I enjoyed your piece on Obama's "Mushy Steel".  It made me start thinking about the historical leader that I think he resembles most:  Elizabeth I of England.

I am not by any means, anything other than an interested reader of history, but for some reason this comparison keeps rattling around my brain. Now, I am sure there are historians much more infromed about the politics of the 15th century than I, but the overarching personality traits that made her a successful monarch, are demonstrated by Obama. Elizabeth was intelligent, cautious, and patient. She hated war for war's sake and surrounded herself with politicians that were, by the standards of the day, quite loyal to her. 
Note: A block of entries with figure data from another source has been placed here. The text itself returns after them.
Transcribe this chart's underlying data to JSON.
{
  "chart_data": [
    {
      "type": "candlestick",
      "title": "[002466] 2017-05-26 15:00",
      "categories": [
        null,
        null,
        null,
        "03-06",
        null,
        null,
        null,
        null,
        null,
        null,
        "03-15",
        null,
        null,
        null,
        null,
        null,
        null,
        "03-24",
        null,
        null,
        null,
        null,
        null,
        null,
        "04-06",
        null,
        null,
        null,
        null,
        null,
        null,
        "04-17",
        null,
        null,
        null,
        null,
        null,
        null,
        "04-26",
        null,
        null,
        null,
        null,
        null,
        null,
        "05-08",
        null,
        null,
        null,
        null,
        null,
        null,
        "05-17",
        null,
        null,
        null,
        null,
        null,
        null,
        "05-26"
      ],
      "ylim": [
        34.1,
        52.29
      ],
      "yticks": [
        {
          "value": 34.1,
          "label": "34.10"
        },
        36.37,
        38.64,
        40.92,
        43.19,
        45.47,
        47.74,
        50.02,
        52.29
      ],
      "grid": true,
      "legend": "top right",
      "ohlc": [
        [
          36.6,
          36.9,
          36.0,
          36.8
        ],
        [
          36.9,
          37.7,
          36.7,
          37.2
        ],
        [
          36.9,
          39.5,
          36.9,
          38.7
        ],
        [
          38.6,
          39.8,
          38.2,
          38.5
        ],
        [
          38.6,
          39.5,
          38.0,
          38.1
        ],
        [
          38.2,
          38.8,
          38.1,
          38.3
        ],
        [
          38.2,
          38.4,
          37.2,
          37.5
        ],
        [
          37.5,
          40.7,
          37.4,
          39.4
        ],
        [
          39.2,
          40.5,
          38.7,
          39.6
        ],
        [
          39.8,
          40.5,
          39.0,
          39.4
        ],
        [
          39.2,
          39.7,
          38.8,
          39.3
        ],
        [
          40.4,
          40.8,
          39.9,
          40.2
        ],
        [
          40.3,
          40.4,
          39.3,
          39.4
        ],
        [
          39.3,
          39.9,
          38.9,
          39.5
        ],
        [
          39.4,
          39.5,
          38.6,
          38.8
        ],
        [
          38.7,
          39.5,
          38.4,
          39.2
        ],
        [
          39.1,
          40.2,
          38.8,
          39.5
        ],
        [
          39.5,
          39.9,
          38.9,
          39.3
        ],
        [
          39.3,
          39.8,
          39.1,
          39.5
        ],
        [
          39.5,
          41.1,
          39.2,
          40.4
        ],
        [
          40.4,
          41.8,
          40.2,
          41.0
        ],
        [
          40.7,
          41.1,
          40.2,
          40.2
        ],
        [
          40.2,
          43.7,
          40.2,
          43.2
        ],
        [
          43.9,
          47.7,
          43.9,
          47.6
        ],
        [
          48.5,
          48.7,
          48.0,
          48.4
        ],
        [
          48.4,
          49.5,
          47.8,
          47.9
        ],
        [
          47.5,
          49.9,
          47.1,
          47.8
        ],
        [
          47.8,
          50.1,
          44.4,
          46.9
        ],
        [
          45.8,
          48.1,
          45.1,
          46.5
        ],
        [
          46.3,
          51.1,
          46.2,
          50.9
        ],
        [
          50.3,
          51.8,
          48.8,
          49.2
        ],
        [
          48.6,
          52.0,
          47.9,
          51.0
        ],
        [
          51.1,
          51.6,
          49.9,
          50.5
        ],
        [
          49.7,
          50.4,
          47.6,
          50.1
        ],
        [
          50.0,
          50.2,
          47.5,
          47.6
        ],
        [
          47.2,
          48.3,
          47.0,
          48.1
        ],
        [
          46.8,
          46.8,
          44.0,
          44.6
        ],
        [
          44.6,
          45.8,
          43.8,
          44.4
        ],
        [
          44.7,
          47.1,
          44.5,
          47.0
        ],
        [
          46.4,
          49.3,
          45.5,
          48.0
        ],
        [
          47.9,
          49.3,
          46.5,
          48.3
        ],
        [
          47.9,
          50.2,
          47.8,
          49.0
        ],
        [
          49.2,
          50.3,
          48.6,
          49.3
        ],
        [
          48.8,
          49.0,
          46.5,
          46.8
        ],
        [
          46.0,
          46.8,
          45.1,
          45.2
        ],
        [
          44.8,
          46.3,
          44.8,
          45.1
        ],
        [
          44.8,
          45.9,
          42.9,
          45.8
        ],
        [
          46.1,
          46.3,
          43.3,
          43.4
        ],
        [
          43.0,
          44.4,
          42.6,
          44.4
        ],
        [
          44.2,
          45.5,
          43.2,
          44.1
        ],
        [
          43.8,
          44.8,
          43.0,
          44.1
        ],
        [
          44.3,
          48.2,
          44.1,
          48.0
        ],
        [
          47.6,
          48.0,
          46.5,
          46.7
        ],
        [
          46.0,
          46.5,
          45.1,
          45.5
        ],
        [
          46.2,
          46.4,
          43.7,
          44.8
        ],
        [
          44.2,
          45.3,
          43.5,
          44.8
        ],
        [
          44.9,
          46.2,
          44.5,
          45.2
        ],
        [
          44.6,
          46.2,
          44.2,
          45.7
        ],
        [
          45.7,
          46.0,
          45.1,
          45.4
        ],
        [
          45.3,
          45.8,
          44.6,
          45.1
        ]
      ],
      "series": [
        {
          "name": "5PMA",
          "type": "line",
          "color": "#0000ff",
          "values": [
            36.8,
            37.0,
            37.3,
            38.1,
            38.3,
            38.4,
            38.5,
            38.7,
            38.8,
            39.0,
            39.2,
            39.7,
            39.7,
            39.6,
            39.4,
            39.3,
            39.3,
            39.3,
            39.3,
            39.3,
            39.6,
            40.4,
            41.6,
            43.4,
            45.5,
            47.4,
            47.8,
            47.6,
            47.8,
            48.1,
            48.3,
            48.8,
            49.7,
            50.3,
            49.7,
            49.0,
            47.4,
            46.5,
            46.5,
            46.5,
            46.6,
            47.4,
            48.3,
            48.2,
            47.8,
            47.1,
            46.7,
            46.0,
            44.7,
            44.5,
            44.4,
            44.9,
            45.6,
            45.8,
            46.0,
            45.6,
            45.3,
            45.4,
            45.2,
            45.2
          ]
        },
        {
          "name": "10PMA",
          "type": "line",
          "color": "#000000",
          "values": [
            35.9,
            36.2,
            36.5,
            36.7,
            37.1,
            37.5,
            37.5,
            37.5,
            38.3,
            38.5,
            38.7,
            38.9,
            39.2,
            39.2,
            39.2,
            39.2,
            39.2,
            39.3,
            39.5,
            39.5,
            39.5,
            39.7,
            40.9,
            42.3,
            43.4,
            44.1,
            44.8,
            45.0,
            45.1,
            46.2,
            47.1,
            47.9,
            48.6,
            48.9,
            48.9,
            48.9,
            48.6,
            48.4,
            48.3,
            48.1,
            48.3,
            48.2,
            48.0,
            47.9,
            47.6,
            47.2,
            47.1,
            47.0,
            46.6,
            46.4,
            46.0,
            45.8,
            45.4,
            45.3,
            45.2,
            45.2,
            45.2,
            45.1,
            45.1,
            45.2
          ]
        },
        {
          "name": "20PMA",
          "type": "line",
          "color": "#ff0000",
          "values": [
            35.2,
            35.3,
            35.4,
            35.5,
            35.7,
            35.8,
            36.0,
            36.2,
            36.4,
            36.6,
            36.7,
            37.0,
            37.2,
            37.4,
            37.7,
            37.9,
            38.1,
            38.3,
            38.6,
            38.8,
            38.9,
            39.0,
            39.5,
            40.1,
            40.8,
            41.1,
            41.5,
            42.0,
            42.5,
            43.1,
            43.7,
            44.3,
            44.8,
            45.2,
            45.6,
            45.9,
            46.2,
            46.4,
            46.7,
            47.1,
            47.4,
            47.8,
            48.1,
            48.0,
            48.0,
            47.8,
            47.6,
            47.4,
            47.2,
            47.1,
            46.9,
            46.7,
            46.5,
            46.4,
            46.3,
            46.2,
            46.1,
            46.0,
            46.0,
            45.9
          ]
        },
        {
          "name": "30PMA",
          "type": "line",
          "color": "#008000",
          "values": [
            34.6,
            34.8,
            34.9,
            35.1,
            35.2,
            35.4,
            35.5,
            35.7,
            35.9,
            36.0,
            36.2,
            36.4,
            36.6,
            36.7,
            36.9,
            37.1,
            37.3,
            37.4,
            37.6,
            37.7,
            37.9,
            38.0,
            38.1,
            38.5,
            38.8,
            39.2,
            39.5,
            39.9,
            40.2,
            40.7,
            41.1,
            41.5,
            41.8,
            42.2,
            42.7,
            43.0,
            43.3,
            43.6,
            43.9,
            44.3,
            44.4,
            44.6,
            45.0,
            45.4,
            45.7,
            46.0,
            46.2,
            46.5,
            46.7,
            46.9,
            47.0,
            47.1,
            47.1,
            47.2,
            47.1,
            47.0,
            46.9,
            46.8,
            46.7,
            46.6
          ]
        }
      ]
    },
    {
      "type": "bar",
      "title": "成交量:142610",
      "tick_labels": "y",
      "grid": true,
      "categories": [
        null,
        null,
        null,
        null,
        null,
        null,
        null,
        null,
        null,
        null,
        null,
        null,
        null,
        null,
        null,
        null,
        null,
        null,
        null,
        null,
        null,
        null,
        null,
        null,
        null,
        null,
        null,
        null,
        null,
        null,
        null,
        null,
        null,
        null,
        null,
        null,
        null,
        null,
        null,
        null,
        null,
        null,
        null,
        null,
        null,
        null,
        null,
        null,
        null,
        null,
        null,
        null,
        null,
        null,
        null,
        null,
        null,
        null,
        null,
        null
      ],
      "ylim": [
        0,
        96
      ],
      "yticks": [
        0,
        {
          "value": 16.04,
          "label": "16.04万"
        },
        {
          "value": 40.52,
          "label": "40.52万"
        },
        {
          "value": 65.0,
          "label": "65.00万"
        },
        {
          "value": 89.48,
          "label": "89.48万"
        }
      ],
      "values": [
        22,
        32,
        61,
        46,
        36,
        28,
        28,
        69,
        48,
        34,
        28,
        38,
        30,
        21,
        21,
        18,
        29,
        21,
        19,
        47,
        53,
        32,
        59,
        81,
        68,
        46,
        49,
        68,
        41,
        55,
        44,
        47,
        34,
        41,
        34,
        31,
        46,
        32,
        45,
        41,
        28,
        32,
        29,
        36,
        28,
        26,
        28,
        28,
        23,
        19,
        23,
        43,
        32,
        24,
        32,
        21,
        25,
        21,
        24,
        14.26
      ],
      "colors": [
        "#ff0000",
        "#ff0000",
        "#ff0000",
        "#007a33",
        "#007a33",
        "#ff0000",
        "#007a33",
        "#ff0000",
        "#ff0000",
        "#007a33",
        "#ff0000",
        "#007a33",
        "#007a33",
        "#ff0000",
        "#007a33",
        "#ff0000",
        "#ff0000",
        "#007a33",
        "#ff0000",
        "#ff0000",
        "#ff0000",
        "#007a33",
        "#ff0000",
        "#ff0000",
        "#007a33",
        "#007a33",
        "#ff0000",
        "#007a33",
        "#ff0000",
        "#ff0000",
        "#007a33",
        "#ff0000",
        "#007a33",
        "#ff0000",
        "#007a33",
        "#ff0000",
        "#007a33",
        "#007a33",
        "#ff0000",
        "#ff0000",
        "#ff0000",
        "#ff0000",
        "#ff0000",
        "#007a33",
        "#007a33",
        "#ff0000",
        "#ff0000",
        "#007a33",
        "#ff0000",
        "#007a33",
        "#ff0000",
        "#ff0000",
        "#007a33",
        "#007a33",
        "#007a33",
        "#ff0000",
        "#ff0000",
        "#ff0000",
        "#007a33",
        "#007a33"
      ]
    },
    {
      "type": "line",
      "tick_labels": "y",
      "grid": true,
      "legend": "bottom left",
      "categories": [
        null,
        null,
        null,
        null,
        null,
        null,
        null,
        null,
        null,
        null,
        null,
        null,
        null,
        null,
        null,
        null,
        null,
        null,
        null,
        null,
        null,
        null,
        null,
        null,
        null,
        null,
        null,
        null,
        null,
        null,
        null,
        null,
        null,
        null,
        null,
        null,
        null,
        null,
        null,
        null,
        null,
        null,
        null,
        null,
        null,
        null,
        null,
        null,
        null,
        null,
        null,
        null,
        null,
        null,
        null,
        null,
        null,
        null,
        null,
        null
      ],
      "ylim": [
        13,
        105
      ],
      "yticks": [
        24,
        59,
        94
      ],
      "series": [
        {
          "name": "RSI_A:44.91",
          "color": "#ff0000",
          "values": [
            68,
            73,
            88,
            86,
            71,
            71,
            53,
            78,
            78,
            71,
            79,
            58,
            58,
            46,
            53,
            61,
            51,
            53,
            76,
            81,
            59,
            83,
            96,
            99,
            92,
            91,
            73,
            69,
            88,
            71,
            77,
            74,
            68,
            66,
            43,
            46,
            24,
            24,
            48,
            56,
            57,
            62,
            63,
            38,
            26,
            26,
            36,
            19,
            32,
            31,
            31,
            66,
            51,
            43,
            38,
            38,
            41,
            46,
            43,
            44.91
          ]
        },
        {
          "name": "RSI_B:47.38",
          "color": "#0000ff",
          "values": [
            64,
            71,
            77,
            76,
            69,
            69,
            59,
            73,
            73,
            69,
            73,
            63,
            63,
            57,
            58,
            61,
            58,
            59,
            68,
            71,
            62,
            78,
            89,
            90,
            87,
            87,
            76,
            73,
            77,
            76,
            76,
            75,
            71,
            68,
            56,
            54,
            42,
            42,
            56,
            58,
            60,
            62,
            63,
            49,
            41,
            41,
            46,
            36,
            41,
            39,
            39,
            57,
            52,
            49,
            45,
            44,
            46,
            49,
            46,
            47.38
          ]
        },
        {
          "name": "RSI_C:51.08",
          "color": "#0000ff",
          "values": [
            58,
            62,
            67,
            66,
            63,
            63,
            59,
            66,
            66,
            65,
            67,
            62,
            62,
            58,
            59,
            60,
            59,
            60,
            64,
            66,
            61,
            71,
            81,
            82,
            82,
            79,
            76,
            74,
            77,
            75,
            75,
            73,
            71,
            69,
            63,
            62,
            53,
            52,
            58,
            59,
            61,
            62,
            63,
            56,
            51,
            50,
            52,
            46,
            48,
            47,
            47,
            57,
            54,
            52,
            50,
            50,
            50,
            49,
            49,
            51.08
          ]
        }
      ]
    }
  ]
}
She was serious and conservative in her leadership style, and was not afraid to change a policy if it was unpopular. She hated religious extremism in all forms, and for the most part, encouraged religious tolerance. She inherited a country torn apart by endless war and constrained by a severely stressed treasury, and by the time she died, England was a prosperous, stable state. 

Obviously, Obama doesn't have 50-something years to act, but as your piece suggests, he's done more than he's given credit for. Many of his initiatives have an air of inevitability about them, such as health care. These changes ARE going to happen and paradoxically, because he's been both intimately involved and hands-off!

Another offers:

I think you've nailed Obama's strategical mastery when it comes to political management. His ability to wait for a political wave or blunder by his opponents to provide an opening reminds me Asquith piloting the Parliament bill in 1911 or Baldwin and his India bill in thirties. He's also helped of course by the fact that southern strategies and polarisation have more or less put all the liberals and the liberal leaning in the broadest sense in the democratic camp and all the conservatives with the Republicans.

History is only written retroactively. My judgment is provisional. So is my readers'. But it will be fascinating to watch if we're right.